I noticed a problem with GROUP BY in a query I am currently trying to debug. I have a DB table with the following structure (reduced from actual real life):
CREATE TABLE IF NOT EXISTS `product_variants` (
`id` int(11) unsigned NOT NULL AUTO_INCREMENT,
`product_id` int(11) unsigned NOT NULL DEFAULT '0',
`pid_merchant` varchar(50) NOT NULL,
`checksum` char(32) NOT NULL,
PRIMARY KEY (`id`),
UNIQUE KEY `checksum` (`checksum`),
KEY `product_id` (`product_id`),
) ENGINE=InnoDB DEFAULT CHARSET=latin1;
In this table, I have the following 2 rows (among many other millions):
INSERT INTO `product_variants` (`id`, `product_id`, `pid_merchant`, `checksum`) VALUES
(525555236, 628702710, 'ARTüöäß111', 'af5334b1193bf171580c70813ac83327'),
(525555241, 628702710, 'ARTüöäß222', 'cfe50fd9c3ca29fd957b839892313f82');
The query I'm currently debugging is attempting to find duplicate entries in this table based on pid_merchant
, in a very simple matter:
SELECT count(*), pv.* FROM product_variants pv WHERE pv.pid_merchant != '' GROUP BY pv.pid_merchant HAVING count(*) > 1
My problem is that both these results match, even though the actual pid_merchant
values are different - one ends in 111, the other in 222. Does anyone know how to approach this issue? I already tried grouping by MD5() and HEX(), by changing collation to latin1_german2_ci, by forcing binary or utf8 conversion and many others - pretty much all I could think of.

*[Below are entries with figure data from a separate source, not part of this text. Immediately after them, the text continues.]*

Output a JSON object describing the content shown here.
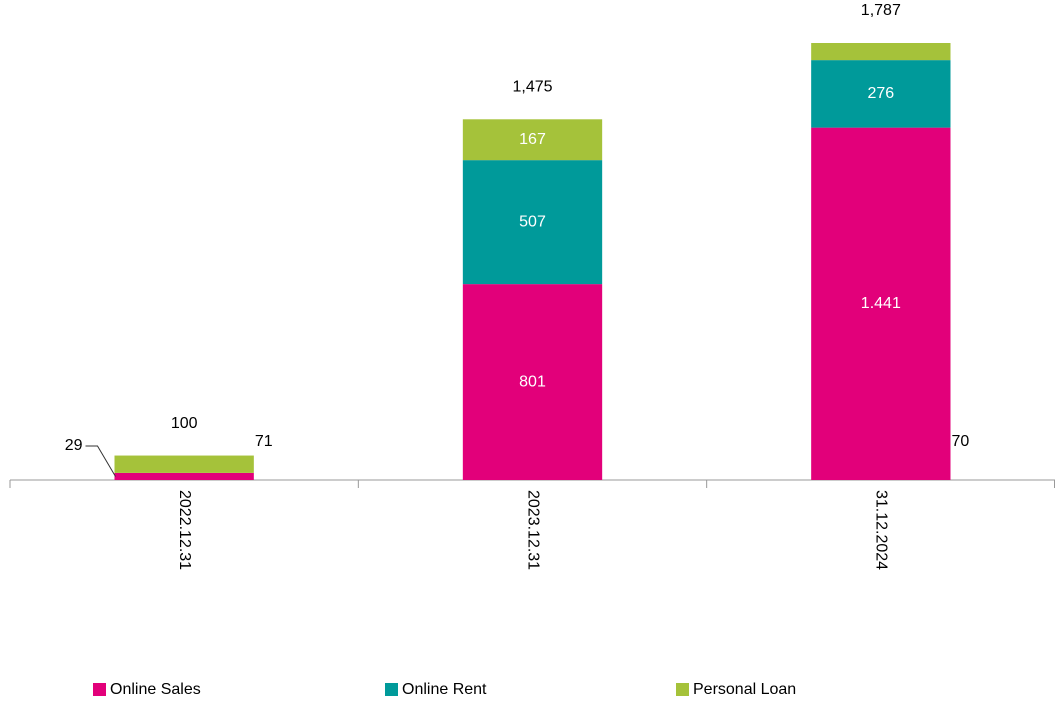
{
  "chart_data": {
    "type": "stacked_bar",
    "categories": [
      "2022.12.31",
      "2023.12.31",
      "31.12.2024"
    ],
    "series": [
      {
        "name": "Online Sales",
        "color": "#e2007a",
        "values": [
          29,
          801,
          1441
        ],
        "value_labels": [
          "29",
          "801",
          "1.441"
        ]
      },
      {
        "name": "Online Rent",
        "color": "#009a9a",
        "values": [
          null,
          507,
          276
        ]
      },
      {
        "name": "Personal Loan",
        "color": "#a5c23a",
        "values": [
          71,
          167,
          70
        ]
      }
    ],
    "totals": [
      100,
      1475,
      1787
    ],
    "total_labels": [
      "100",
      "1,475",
      "1,787"
    ],
    "legend": "bottom"
  }
}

Another weird thing is that it seems to confuse the values of Y and Ü (capital U with umlaute) while grouping (e.g. ABC-Y and ABC-Ü are considered as identical when grouping).
The server is running MySQL 5.5 on Ubuntu x64:
mysqld Ver 5.5.29-0ubuntu0.12.04.2-log for debian-linux-gnu on x86_64 ((Ubuntu))